Thursday’s report offered some encouraging news on inflation. A price index in the GDP data rose at a 4.1% annual rate from July through September, down from 9% in the April-June period — less than economists expected and the smallest increase since the final three months of 2020. That figure could raise hopes that the Fed might decide it can soon slow its rate hikes.

Last quarter’s U.S. economic growth reversed annual declines of 1.6% from January through March and 0.6% from April through June.

Consecutive quarters of declining economic output are one informal definition of a recession. But most economists have said they believe the economy skirted a recession, noting the still-resilient job market and steady spending by consumers. Most of them have expressed concern, though, that a recession is likely next year as the Fed steadily tightens credit.

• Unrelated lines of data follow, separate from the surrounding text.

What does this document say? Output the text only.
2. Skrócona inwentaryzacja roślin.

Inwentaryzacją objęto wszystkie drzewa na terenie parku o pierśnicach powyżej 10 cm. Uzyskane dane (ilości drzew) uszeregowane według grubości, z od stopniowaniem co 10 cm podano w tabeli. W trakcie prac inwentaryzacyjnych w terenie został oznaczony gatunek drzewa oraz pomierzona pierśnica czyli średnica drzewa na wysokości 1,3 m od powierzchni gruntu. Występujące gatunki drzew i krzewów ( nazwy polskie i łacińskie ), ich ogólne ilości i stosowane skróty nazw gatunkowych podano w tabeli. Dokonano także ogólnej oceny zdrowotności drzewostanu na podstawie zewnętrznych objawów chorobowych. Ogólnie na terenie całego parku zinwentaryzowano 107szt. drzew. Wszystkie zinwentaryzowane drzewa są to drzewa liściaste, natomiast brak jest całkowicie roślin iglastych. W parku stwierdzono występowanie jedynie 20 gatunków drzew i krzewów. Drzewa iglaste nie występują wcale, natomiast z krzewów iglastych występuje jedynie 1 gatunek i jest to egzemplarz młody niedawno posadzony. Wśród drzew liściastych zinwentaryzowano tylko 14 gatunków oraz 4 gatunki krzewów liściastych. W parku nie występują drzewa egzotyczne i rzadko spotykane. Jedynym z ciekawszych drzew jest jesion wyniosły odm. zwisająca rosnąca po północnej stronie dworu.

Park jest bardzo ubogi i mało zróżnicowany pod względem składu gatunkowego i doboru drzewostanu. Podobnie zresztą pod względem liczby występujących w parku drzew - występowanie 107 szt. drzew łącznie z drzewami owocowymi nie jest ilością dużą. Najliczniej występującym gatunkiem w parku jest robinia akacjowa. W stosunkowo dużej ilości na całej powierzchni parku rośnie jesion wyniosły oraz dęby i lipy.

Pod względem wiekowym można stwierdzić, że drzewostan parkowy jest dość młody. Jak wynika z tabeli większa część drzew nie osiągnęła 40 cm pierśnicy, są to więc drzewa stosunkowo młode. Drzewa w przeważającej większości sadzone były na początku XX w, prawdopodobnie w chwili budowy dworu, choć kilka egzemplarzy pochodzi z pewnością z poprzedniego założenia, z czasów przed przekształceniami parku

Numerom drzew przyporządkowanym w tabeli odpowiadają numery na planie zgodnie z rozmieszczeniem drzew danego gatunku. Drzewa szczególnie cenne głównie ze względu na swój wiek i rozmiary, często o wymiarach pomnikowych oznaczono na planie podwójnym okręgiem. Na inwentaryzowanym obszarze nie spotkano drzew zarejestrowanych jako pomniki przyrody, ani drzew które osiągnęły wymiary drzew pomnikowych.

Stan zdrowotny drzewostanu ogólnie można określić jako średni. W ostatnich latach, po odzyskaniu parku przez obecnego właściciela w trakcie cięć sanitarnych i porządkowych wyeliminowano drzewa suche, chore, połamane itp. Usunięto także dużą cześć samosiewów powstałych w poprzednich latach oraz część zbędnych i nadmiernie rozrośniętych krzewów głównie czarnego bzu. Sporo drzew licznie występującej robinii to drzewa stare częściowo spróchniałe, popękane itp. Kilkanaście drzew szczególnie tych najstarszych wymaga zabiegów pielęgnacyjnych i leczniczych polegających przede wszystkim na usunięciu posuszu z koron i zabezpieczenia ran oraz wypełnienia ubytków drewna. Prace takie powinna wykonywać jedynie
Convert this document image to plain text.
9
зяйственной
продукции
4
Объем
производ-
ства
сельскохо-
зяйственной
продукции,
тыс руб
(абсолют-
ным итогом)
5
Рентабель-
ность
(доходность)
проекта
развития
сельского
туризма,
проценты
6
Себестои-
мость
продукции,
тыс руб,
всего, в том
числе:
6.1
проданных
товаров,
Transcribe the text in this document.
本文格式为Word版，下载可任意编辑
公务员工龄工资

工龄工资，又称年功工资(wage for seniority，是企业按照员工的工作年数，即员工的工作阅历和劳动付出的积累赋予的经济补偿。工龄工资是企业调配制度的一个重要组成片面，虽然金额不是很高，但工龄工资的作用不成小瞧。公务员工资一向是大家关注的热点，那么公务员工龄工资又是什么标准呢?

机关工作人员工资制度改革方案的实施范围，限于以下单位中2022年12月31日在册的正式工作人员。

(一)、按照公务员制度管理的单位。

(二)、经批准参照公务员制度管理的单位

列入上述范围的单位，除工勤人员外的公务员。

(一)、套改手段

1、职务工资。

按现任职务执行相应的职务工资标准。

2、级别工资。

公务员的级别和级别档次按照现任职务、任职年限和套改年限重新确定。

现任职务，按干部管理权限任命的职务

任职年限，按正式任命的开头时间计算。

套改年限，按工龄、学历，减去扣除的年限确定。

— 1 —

Preston Caldwell, head of U.S. economics for the financial services firm Morningstar, noted that the economy’s contraction in the first half of the year was caused largely by factors that don’t reflect its underlying health and so “very likely did not constitute a genuine economic slowdown.” He pointed, for example, to a drop in business inventories, a cyclical event that tends to reverse itself over time.

While the U.S. economy expanded, the European Central Bank predicted weakening growth in the 19 countries that use the euro currency the rest of this year and next, pointing to the uncertainty of Russia’s war in Ukraine that could keep food and energy prices high.